Dia menatap bingung setelah mendengar perkataan yang didengar dari Afita.

“Tapi tak masalah, Dion akan tidur di ruang tengah dan kamu bisa tidur bersama kami.”

“Tu-tu-tunggu dulu, aku tak bisa melakukan hal seperti itu.”

Di depan rumah kontrakan yang mana berkumpul sebuah keluarga, Erina terbingung karena keadaannya tak seperti yang dia pikirkan.

Seorang pria yang menjadi suami dari Afita dan ayah dari Adi telah kembali pulang dari pekerjaannya yang memakan waktu yang cukup lama. Pria bermarga Hasibuan dan merupakan saudara kandung dari Rian.

“Tidak apa-apa, lagipula kamu juga tak begitu lama tinggal di sini bukan?”

Pria itu—Dion—mengatakan hal itu seperti tanpa masalah kalau Erina tinggal sedangkan keluarga mereka telah berkumpul setelah berpisah untuk sekian lama.

“T-tapi-tapi...”

 “Mm, bagaimana kalau begini, kita rundingkan saja dengan Ani agar para perempuan berkumpul dengan perempuan dan laki-laki berkumpul dengan laki-laki, bagaimana?”

“Hmm, itu ide yang cukup bagus. Oke, aku akan panggil mereka berdua ke mari.”

Erina tak bisa menghentikan pemikiran dari Afita dan Dion. Dan mereka malah akan melibatkan Ani dan Elang karena masalahnya.

“Tunggu dulu!!”

Dia berteriak.

Suami istri—kecuali seorang bayi kecil yang sibuk di gendongan ibunya—itu terhenti. Melihat ke arah Erina dengan bingung.

“Ada apa?
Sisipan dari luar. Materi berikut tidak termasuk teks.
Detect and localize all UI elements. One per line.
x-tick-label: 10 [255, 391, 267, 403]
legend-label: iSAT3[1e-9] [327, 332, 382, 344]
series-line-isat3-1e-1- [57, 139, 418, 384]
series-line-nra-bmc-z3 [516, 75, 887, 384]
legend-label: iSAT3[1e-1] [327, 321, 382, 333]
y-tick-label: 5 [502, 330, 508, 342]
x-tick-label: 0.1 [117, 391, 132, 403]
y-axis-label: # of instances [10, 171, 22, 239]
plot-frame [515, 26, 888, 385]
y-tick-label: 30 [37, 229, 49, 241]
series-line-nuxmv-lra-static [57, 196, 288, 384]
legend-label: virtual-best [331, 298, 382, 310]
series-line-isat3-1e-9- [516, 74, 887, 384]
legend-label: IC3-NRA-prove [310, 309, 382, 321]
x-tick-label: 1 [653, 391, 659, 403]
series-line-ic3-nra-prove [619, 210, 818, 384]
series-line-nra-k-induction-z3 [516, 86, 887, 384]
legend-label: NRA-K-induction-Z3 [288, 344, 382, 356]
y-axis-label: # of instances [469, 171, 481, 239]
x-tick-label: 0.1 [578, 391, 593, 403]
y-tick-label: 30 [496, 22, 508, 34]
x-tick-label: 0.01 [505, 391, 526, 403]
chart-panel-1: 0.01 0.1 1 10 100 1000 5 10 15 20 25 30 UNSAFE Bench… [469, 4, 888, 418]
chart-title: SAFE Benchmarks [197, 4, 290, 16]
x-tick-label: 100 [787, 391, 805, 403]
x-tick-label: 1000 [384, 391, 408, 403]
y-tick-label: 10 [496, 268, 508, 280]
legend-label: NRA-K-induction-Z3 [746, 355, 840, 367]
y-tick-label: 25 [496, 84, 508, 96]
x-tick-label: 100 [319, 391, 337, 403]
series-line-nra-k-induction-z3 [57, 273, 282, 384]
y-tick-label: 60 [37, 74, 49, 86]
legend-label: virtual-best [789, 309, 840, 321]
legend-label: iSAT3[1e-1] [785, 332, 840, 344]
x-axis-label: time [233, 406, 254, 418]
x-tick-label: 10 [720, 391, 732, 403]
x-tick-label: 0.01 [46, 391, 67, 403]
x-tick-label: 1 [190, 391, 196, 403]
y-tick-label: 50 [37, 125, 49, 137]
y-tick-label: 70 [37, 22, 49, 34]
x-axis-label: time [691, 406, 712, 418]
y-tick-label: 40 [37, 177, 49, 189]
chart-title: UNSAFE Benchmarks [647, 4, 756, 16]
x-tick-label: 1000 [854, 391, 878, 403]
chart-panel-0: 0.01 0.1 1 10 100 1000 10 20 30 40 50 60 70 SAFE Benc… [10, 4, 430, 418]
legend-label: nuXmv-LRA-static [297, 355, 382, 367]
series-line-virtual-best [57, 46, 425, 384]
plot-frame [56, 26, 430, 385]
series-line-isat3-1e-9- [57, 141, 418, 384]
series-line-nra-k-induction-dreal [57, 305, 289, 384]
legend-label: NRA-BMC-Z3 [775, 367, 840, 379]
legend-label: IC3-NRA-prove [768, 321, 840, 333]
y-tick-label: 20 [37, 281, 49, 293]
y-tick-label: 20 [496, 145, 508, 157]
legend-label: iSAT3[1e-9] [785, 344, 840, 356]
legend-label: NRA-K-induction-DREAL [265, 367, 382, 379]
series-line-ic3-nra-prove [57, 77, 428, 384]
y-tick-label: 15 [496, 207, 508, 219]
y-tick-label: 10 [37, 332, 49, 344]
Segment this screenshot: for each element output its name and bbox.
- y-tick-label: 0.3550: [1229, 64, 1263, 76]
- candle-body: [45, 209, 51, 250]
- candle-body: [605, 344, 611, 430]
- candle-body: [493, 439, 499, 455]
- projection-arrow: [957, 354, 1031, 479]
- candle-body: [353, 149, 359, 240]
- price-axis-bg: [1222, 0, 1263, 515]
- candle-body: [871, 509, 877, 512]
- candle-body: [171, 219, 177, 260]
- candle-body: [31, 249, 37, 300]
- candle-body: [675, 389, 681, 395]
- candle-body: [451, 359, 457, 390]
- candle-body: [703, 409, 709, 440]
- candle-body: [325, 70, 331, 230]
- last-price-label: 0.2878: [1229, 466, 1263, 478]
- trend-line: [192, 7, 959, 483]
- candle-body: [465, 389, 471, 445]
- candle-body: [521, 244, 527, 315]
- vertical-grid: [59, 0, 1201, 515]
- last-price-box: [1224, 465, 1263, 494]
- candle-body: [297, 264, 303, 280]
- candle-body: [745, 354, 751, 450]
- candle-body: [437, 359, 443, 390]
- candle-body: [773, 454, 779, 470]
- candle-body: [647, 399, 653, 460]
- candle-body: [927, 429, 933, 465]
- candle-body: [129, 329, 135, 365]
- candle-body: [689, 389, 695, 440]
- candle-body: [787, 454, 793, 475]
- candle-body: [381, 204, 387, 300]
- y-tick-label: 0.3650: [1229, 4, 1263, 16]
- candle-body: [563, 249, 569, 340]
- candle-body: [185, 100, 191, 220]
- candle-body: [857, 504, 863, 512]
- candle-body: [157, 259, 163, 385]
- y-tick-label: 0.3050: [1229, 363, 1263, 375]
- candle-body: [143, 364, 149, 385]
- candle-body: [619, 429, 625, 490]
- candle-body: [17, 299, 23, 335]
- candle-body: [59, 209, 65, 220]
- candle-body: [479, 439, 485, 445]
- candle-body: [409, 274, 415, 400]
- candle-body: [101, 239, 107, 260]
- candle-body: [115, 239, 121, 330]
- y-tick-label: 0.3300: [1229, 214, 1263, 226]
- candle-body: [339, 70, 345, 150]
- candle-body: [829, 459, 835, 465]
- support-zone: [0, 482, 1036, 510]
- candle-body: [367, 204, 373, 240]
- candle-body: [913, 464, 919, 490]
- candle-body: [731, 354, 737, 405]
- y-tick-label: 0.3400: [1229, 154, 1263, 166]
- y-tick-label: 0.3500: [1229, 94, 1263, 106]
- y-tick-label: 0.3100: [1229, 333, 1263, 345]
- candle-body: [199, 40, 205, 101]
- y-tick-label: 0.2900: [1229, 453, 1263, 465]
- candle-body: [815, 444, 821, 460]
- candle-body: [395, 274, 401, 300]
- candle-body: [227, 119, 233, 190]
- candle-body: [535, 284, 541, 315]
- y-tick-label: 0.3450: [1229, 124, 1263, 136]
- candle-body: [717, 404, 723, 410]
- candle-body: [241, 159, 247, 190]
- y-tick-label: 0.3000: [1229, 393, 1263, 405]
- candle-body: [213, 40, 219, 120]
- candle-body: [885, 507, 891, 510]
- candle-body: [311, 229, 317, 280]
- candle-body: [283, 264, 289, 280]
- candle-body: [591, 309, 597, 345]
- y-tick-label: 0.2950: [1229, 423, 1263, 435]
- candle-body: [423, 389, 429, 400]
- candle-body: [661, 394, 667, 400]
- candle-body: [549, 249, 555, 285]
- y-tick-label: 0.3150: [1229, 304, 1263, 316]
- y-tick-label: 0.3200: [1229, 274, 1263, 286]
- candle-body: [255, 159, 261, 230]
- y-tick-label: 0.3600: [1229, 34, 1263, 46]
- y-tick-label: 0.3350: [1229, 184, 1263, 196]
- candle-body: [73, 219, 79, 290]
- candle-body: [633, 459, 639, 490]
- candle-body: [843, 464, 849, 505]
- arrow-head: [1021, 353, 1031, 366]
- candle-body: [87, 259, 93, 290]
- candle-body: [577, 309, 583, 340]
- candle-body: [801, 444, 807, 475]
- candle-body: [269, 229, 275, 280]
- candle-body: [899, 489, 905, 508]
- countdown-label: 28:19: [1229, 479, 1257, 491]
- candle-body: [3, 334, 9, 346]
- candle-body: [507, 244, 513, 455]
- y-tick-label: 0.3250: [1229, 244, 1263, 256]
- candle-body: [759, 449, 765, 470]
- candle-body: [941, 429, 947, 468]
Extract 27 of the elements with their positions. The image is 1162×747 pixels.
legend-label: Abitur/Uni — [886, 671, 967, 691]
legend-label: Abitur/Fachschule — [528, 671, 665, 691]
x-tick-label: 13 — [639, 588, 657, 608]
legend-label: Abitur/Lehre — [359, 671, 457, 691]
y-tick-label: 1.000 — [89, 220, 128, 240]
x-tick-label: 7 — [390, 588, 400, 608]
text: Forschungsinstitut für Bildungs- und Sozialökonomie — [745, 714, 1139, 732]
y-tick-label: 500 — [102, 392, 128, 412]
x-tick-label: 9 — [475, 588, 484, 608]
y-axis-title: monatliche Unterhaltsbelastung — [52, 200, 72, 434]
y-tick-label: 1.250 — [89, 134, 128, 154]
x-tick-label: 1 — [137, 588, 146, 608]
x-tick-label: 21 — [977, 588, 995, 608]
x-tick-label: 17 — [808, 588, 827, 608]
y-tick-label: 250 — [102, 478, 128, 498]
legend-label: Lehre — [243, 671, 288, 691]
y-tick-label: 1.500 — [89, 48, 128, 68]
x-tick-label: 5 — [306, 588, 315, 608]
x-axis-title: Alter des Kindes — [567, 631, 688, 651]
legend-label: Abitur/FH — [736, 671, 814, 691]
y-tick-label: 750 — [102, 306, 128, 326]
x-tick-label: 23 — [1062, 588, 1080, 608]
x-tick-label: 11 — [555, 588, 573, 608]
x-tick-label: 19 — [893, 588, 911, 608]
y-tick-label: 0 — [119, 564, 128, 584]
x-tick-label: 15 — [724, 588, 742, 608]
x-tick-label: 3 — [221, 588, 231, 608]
Apa kamu tak suka dengan rencana itu?”

“Yah, bukan itu maksudku. Tapi kalau mau melibatkan mereka, aku rasanya... maaf!!”

Erina berlari—kabur karena tak bisa berpikir lagi akan bagaimana jadinya. Sedangkan, sebuah keluarga yang hendak menolongnya menjadi bingung karena tingkahnya.

Dia berlari ke luar kompleks. Menemukan satu tempat duduk di taman dan beristirahat di situ.

Hal barusan terjadi begitu cepat dan dia tak berhenti khawatir memikirkan tentang bagaimana sekarang jadinya. 

Dia menghela nafas karena kejadian barusan. Tak terpikirkan kalau suami dari Afita yang melakukan pekerjaan ke luar kota akan pulang tepat di saat dia datang kembali ke desa.

“Apa yang harus ku lakukan sekarang? Tanpa uang. Tanpa pakaian ganti. Tanpa siapapun yang bisa menolong. Eh, tunggu, bukannya mereka tadi baru saja akan menolongku. Tapi kalau aku sampai melibatkan Elang dalam masalah ini, maka aku...”

Dia depresi. Mengacak-acak rambutnya dan menundukkan kepalanya.

“Walah, bukannya ini...”

Sebuah suara mengejutkannya. Dia menengadah setelah mendengar suara barusan.

Seorang wanita. Muda. Memakai pakaian kebaya. Menyatu dengan warna hitam beserta kain jarik keemasan yang dia pakai. 

Rambutnya di sanggul. Tubuhnya tak lebih kecil dari Erina. Namun, terdapat satu perbedaan besar antara dirinya dengan wanita itu, dua buah gunung yang berada di dalam pakaian kelihatannya lebih besar dari milik Erina.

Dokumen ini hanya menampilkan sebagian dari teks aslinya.